Afgelopen week was ik voor mijn onderzoek in Gdańsk, de grootste haven en “meest Nederlandse stad van Polen”.* Eeuwenlang was Gdańsk (in de Nederlanden destijds bekend als Danzig, Dantsick, Danswijk en nog een aantal varianten) verreweg de belangrijkste handelspartner van Amsterdam – en daarmee eigenlijk van de hele Republiek. De plaatselijke bibliotheken en archieven liggen dan ook vol met documenten die getuigen van deze nauwe contacten, die uiteraard ook hun weerslag hadden op de diplomatie, kunst en literatuur. Ik kwam terug met duizenden foto’s van onder andere brieven, reisverslagen en gedichten.
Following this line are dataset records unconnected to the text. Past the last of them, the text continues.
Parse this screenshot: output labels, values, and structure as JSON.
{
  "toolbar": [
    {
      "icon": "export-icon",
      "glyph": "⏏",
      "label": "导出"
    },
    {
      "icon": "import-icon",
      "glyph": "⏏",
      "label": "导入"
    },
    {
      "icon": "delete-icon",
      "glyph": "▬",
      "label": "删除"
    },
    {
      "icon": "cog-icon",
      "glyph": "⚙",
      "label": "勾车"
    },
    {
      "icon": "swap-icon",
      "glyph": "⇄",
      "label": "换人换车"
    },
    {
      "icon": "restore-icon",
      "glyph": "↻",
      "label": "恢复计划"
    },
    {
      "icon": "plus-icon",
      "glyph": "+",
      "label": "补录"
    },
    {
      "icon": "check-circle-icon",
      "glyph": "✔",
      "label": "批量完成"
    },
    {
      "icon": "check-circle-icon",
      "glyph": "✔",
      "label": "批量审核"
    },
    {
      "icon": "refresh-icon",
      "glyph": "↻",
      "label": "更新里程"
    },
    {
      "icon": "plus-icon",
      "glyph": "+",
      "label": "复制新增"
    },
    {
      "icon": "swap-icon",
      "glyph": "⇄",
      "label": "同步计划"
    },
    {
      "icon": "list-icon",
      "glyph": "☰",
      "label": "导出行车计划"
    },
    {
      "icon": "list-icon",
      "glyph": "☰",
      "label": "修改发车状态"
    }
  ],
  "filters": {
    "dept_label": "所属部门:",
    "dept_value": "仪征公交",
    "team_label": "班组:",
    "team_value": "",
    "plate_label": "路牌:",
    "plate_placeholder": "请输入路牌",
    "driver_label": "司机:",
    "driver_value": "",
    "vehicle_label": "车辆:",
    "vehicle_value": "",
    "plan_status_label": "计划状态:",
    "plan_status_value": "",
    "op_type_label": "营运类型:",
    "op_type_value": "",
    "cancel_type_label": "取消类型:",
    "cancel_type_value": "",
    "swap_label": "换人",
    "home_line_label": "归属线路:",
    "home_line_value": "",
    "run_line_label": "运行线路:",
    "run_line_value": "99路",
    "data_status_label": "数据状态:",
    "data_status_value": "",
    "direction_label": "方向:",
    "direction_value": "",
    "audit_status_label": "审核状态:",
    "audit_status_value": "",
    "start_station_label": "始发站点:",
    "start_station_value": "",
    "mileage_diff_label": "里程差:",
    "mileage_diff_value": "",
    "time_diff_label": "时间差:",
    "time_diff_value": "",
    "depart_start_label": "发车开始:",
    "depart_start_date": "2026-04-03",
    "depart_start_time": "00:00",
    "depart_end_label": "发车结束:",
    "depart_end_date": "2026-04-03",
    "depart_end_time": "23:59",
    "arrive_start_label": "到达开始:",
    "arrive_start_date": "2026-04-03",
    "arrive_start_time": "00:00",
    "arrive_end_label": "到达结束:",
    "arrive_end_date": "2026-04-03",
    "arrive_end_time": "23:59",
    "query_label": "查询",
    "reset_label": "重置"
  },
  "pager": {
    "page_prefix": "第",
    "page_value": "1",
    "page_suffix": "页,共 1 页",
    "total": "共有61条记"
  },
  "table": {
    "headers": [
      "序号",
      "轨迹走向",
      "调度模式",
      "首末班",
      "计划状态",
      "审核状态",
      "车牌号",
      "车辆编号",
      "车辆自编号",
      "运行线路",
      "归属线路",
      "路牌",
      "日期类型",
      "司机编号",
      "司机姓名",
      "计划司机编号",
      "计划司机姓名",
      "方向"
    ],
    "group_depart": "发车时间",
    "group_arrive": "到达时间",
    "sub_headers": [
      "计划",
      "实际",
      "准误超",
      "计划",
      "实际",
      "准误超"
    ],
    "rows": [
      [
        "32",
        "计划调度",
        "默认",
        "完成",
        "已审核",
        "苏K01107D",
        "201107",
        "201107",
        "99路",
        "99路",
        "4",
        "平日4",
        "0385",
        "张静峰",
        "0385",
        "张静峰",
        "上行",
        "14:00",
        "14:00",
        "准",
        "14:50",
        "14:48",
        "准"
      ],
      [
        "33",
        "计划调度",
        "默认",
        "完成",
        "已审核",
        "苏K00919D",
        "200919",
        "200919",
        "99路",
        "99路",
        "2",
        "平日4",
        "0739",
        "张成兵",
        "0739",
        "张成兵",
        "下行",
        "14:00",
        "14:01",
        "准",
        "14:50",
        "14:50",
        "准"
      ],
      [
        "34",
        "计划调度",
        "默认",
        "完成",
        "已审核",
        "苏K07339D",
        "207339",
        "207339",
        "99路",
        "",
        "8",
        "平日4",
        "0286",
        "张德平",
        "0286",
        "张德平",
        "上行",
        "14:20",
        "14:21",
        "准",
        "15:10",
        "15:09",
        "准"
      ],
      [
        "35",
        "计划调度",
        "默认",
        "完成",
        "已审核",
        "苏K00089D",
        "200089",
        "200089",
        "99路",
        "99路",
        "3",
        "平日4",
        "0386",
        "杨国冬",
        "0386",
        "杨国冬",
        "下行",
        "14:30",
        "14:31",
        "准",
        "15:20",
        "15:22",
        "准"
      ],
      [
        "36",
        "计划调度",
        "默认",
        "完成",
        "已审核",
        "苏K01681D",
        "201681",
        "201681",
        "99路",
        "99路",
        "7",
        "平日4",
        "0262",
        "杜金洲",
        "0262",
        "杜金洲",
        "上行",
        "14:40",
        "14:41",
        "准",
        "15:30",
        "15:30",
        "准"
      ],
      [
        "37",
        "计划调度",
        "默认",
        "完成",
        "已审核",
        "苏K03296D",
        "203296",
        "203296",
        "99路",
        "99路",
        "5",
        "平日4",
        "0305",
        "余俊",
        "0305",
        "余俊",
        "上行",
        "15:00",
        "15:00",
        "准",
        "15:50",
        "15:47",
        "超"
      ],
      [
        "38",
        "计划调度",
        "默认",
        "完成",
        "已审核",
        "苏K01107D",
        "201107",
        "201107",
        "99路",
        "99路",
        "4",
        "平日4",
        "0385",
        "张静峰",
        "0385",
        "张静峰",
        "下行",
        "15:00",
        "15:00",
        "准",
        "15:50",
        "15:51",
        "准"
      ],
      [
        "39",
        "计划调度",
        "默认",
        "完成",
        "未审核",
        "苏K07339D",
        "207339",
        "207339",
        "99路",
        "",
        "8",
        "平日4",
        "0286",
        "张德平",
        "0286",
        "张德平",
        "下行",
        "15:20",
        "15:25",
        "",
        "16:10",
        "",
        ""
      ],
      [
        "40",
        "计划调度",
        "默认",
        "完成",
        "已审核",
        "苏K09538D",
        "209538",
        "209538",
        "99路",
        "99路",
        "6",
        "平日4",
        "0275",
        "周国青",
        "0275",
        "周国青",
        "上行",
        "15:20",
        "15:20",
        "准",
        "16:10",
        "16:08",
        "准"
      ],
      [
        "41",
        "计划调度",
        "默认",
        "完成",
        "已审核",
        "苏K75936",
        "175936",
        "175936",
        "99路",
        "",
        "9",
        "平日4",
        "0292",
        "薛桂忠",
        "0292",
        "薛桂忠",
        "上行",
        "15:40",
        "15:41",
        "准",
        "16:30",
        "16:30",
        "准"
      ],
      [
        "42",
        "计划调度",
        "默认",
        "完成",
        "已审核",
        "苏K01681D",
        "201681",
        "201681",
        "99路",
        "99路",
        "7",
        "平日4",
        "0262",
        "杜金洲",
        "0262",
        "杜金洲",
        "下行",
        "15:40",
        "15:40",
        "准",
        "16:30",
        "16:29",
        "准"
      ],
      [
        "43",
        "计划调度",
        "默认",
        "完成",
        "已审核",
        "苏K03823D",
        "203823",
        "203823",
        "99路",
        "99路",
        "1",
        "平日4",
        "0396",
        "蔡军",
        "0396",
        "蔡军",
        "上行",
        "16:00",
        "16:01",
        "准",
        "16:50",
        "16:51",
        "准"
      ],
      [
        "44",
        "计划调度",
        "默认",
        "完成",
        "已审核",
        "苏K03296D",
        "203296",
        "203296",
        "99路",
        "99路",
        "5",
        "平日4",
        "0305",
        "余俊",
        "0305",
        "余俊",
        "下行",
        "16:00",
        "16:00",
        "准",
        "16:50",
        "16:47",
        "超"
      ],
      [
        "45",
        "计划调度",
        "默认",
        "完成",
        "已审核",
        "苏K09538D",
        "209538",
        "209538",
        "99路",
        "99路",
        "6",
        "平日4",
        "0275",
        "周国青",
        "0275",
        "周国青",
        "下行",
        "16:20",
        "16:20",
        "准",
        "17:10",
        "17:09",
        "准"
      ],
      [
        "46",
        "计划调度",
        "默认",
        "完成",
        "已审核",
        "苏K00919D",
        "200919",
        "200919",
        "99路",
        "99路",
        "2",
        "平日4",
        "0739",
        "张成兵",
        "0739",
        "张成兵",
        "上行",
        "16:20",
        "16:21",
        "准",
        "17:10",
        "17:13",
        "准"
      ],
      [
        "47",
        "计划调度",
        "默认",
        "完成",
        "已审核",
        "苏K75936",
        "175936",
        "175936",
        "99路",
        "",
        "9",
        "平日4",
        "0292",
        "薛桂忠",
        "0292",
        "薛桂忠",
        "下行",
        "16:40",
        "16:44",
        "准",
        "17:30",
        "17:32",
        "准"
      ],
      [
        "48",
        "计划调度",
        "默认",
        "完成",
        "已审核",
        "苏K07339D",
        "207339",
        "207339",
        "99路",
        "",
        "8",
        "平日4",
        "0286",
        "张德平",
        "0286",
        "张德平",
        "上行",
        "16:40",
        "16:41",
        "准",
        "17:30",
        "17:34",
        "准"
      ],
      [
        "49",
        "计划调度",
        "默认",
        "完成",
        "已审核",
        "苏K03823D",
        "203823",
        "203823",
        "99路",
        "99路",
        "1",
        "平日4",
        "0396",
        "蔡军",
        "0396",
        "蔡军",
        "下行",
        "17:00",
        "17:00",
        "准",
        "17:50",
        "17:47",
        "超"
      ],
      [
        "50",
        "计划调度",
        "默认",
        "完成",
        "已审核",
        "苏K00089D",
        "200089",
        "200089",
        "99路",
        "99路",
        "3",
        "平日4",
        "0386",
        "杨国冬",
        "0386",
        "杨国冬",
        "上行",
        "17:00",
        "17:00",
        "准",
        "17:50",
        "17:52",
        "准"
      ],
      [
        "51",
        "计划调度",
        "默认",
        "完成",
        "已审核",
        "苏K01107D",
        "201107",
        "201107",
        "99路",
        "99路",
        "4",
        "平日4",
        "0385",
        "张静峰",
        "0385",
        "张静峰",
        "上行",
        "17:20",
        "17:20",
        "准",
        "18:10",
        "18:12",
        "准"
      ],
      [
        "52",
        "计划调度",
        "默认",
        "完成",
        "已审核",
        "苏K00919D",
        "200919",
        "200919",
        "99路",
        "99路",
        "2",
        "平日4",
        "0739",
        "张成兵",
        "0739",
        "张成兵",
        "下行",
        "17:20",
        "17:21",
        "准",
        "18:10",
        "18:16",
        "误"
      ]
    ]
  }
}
De banden tussen Gdańsk en Amsterdam zijn ook zichtbaar buiten de archieven. Hoewel de stad zwaar heeft geleden onder de verwoestingen van de Tweede Wereldoorlog, draagt het oude centrum nog altijd duidelijk herkenbare ‘Nederlandse’ sporen (ik gebruik aanhalingstekens om aan te geven dat ‘Nederlands’ in dit geval betrekking heeft op meer dan alleen het gebied van het huidige Nederland). Sommige straten staan vol met typisch Hollandse geveltjes.
Het uiterlijk van de stad is bovendien in hoge mate bepaald door Brabantse architecten, die het Noordelijk Maniërisme meenamen naar het Baltische Zeegebied. De Mechelse Willem van den Blocke, bijvoorbeeld, ontwierp de in 1588 voltooide Hoge Poort. Zijn zoon Abraham werkte vervolgens samen met de Pool Jan Strakowski en de eveneens uit Mechelen afkomstige Anthonis van Obbergen mee aan het ontwerp van “het mooiste oude gebouw” van de stad: het Arsenaal.** Aan Van Obbergen, die in 1586 naar Gdańsk was verhuisd, worden ook het Deense slot Kronborg, het Oudestadsraadhuis van Gdańsk en het Oude Raadhuis van Toruń (eveneens in Polen) toegeschreven. De vormgeving van het Arsenaal zou geïnspireerd zijn op de Vleeshal van Haarlem.
Ook in een ander iconisch gebouw, het Rechtsstadsraadhuis, zijn de Nederlanden en het Noordelijk Maniërisme goed vertegenwoordigd. In de zogenaamde Rode Zaal, de belangrijkste vergaderruimte van de stad, vinden we onder andere een schouw vervaardigd door Willem van der Meer uit Gent en schilderijen van de hand van Hans Vredeman de Vries uit Leeuwarden, zijn zoon Paul en zijn leerling Izaak van den Blocke – een andere zoon van de hierboven genoemde Willem van den Blocke.
Mocht je zelf naar Gdańsk willen afreizen om je te vergapen aan deze en andere ‘Nederlandse’ sporen, dan kun je je trip nog ‘Nederlandser’ maken door te overnachten in het aan de Lange Markt gelegen Holland House Residence-hotel (met op de gevel de tekst ‘Holland Huis/Dom Holenderski’). Bovendien kun je een hapje eten bij restaurant Latający Holender: de Vliegende Hollander.
* T. Grzybkowska, ‘Niderlandyzm w sztuce gdańskiej’, in: T. Hrankowska (ed.), Niderlandyzm w sztuce polskiej (Warszawa: Wydawnictwo Naukowe PWN 1995), p. 93.
** H.Ch.G.J. van der Mandere, ‘Door den Poolschen corridor’, De Nieuwe Gids 48 (1933), p. 524.